Von Winfried Borchert 26.10.2011, 04:24

Die Grenzen von Schulbezirken sind in Sachsen-Anhalt fast unüberwindlich. Im Harzkreis zog eine Mutter für ihre Tochter vor Gericht und bekam Recht. Weil die Kleine ein Fußballtalent ist.

Halberstadt/Pabstorf l Tief steht die Sonne über den Rasenplätzen am Halberstädter Friedensstadion. Ines Braunsberger aus Pabstorf, eine Frau in den Vierzigern mit Kurzhaarschnitt und Dünnrandbrille, wartet mit anderen Eltern am Spielfeldrand, während ihre Tochter Margareta (11) mit den Jungs Fußball spielt. Die Mutter klopft auf den Aktenordner mit den Gerichtsakten und lächelt.

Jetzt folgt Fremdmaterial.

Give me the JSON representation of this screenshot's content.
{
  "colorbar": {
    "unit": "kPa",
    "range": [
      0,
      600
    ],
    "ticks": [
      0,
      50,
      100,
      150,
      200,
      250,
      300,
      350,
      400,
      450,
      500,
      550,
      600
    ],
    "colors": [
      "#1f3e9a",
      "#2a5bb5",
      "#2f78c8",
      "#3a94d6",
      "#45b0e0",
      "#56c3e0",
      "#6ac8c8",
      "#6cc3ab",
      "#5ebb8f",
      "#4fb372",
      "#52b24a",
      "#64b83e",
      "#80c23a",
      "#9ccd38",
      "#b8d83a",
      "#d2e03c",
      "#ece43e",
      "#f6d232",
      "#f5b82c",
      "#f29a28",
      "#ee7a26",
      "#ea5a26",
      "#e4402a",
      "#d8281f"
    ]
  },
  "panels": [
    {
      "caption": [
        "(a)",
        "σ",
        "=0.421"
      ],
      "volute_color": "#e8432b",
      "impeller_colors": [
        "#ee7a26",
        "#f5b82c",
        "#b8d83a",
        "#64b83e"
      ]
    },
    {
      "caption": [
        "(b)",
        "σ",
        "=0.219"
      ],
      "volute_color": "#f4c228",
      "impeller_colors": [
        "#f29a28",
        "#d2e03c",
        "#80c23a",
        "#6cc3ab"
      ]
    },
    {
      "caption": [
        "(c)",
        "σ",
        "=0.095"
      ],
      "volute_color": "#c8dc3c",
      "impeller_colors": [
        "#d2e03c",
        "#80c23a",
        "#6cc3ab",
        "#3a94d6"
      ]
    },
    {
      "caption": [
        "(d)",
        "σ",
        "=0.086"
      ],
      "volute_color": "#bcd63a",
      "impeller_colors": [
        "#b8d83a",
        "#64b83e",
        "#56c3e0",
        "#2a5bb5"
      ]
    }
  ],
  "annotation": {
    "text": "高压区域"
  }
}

Wie ein Blitz aus heiterem Himmel habe sie jener Brief aus Halle getroffen, sagt Ines Braunsberger. Im April war das. Seitdem drehte sich in der Familie alles nur noch um dieses eine Thema. Der Bürgermeister wurde um Rat gefragt, ebenso Freunde und Fußballtrainer. Schließlich ein Anwalt beauftragt.

In dem Brief hatte die Behörde der Mutter mitgeteilt, dass der Ausnahmeantrag ihrer Tochter Margareta zum Besuch einer Schule außerhalb ihres Schulbezirkes abgelehnt sei. Begründung: Die Mutter habe keine Gründe für ihren Ausnahmeantrag angegeben. Da sei in ihr das erste Mal so etwas wie Wut aufgestiegen, sagt Ines Braunsberger. "Schließlich hatten wir im Februar pünktlich unseren Antrag eingereicht, auf einem dafür vorgesehenen Formular. Darauf war allerdings gar nicht nach Gründen gefragt worden." Die reichte sie schnell nach.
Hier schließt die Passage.